Published on December 7th, 2016 | by Guest


The Organic Revolution Fertilizes Nanography and 3D Printing

Hewlett Packard has been struggling to make waves for quite some time. If you followed the history of this company, you’ll know it has had its share of problems.

Blame ineffective CEOs, botched advertising campaigns, or poor insight into the market, but the company has had its struggled for some time now. Whatever may be said about HP, the company knows how to make a solid printer. Since 2014, the company has managed to create one of the top-selling B2 presses in the world with the Indigo 3D 10000. In 2017, the company is taking it to the next level with the Indigo 50000 model that is designed for high-coverage jobs on any paper type.

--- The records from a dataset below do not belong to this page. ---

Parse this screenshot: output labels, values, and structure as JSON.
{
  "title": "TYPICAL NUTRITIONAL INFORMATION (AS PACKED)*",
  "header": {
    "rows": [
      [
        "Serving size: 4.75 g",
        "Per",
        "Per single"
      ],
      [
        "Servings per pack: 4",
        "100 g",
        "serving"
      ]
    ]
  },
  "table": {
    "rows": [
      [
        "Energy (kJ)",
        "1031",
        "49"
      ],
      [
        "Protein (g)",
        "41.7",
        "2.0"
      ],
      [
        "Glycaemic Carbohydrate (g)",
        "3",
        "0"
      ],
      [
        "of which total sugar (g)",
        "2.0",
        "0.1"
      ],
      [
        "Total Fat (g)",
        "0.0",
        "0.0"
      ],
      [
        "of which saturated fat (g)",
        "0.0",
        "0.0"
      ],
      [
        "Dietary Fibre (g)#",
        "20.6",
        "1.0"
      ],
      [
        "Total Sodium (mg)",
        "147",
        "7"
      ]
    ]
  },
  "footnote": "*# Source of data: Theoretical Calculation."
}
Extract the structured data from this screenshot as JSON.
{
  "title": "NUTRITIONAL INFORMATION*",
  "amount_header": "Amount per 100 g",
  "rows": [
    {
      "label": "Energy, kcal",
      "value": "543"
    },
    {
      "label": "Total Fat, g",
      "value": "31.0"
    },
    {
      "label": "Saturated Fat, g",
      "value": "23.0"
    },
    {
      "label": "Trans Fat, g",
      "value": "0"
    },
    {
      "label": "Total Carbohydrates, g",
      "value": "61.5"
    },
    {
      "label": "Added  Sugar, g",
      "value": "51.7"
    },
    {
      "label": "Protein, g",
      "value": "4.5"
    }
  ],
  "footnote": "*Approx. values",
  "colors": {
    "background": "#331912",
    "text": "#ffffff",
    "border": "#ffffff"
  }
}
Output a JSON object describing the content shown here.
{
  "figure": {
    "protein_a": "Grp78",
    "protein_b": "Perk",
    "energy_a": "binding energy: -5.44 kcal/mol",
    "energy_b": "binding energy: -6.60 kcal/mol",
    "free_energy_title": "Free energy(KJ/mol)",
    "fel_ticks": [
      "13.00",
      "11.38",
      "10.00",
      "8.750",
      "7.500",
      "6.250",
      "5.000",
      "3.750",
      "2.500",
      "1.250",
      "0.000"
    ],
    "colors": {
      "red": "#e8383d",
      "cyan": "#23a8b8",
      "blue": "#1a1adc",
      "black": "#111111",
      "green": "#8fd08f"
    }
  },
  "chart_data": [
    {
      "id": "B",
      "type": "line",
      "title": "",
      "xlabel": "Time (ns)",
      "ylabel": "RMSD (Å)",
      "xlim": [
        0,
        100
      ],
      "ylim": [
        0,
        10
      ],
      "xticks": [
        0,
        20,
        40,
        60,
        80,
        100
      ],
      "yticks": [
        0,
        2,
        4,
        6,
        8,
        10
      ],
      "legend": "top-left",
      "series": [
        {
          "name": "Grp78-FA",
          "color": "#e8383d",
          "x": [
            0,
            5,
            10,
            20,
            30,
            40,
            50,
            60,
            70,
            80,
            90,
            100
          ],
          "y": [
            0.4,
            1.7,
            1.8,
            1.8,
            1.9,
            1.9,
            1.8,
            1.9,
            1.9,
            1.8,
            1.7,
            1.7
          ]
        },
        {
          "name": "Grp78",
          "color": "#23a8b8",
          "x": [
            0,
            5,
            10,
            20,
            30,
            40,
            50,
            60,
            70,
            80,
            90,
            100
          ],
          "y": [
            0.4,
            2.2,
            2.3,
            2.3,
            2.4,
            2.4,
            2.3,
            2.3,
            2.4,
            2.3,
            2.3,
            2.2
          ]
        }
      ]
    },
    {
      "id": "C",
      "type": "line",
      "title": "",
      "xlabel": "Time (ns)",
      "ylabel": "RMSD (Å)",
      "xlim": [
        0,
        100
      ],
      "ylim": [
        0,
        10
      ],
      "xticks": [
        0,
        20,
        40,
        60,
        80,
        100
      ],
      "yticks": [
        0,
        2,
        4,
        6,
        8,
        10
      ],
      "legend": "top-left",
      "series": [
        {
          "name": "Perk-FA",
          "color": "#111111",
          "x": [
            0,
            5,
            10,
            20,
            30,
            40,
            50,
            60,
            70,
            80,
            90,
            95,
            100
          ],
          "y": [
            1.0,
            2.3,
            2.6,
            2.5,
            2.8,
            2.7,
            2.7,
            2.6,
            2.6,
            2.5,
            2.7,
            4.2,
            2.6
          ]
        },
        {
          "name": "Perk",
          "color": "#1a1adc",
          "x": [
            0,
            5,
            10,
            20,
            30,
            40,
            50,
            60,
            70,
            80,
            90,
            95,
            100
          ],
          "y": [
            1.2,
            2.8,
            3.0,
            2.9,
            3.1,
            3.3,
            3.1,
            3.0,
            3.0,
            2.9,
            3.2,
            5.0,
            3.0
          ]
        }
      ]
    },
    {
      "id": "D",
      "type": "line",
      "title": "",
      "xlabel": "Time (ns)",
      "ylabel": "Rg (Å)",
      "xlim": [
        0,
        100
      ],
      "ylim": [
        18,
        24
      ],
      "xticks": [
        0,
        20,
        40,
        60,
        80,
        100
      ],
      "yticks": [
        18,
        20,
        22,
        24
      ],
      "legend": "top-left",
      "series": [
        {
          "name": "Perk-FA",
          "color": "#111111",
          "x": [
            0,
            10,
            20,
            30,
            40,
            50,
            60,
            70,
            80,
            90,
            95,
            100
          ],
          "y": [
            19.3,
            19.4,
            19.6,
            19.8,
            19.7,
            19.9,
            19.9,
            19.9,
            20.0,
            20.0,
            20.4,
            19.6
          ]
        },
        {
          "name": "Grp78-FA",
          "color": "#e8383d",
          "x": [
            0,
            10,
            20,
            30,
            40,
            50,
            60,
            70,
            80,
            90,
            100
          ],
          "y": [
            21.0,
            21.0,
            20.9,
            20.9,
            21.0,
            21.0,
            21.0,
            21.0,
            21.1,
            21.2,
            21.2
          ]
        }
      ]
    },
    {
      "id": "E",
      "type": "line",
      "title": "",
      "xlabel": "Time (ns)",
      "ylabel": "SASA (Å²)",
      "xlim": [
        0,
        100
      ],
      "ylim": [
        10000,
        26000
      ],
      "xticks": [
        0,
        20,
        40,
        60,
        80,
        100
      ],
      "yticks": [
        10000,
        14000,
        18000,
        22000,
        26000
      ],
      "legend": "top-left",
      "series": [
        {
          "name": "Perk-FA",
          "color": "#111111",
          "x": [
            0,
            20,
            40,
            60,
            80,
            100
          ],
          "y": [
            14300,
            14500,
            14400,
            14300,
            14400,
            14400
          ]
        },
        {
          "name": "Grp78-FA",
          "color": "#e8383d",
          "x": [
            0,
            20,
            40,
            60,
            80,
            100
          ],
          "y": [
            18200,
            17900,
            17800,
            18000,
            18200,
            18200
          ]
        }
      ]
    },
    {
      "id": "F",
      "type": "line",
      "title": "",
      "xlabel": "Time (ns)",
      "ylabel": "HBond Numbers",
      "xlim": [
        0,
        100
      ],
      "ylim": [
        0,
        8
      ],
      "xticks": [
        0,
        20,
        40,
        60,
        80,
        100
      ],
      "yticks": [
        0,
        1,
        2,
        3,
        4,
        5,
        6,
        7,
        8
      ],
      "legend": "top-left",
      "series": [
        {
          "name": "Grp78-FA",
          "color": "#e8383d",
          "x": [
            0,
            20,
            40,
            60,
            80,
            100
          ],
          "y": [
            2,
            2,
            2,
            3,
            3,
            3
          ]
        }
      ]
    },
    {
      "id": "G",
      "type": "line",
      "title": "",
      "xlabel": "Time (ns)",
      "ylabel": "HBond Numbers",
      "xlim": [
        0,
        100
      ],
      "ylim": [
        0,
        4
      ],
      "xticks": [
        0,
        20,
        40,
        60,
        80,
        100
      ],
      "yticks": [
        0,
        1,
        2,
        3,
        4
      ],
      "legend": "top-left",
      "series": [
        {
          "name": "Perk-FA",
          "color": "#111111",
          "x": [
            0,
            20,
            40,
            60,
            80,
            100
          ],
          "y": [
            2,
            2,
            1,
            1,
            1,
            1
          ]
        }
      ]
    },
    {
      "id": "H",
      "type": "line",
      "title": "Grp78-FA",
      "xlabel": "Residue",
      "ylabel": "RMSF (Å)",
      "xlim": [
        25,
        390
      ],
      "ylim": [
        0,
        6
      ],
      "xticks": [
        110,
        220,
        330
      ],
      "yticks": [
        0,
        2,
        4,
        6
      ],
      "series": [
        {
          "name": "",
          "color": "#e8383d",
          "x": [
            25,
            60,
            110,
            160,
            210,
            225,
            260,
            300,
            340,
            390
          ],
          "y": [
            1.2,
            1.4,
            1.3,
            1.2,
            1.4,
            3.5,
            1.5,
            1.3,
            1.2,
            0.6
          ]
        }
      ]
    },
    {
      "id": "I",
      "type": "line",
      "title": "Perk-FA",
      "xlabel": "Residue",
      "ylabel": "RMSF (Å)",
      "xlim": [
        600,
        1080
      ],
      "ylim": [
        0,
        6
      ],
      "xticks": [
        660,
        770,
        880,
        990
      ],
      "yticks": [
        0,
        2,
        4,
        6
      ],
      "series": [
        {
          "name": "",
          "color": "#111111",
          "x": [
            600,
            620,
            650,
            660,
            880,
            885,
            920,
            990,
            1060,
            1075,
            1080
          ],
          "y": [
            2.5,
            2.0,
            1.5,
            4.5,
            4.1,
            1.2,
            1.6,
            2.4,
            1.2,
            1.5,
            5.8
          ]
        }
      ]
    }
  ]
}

The First Replicator in Space

Bring up the topic of 3D printing, and most people will conjure images of printers capable of creating useful three-dimensional objects based on a set of instructions. Even NASA is now using 3D printers at the International Space Station. The first object made in space was a faceplate of the extruders casing. This is a huge development in the world of printing. As the technology improves, it’s likely to get smaller, more portable and available at your local electronics store.


Manufacturing Living Organisms

As we get closer to a Star Trek fantasy where replicators are installed in every office and room, many people have lost sight of one important innovation that is set to save lives. Bioprinting offers a new technology that makes it possible to generate tissue that is designed specifically for an individual. As the cellular construction of the human body is complex, this technology has not had the speedy growth that mechanical 3D printing has enjoyed. Eventually, this technology could provide organs that are viable for use in a living human being.


How 3D Printers Work

3D printing offers an incredible technology that is finding usefulness in the military, commercial printing, medical centers and even the space station. The process works by taking a digital blueprint and then loading the desired materials into the printing device. As the blueprint is read, the printing mechanism moves in accordance with the blueprint. Clothing, toys, cases and other objects are easily manufactured using three-dimensional printing.

Printing With Living Cells

While you might think a bioprinter must use a completely separate process, the process is almost identical for creating organs as it is for creating a toy. Bioprinters need material to work too, and the materials they work with are living cells. These cells are then directed to follow a blueprint so that living tissue is created. The cells come from a human donor who needs a transplant. The cells are selected in such a way that they pair with similar cells and build the structures that are needed. It’s similar to getting a group of specialists together to complete a project. If you get the right people involved, they will use their skills to create your project and bring it to realization. Cells work in a similar manner and they have their own tiny blueprints that they follow as well.

The Future of Bioprinting

Eventually, it may be possible to create large structures like arms, legs and eyes. However, that sort of technology is still far in the future. Swansea University created a bioprinting process that can create newly printed bones that can be transplanted into the body where they begin to use and grow. Other applications include the development of new skin for people who have been badly burned, the creation of new blood vessels, and simple organs like bladders can be manufactured currently.

Research has even led to the development of human cartilage, which can be used to replace ears, noses and other body parts. The future of printing is expanding, and the ramifications are massive. And to think, it all started with the desire to make it easier to pass on knowledge to the masses through written media.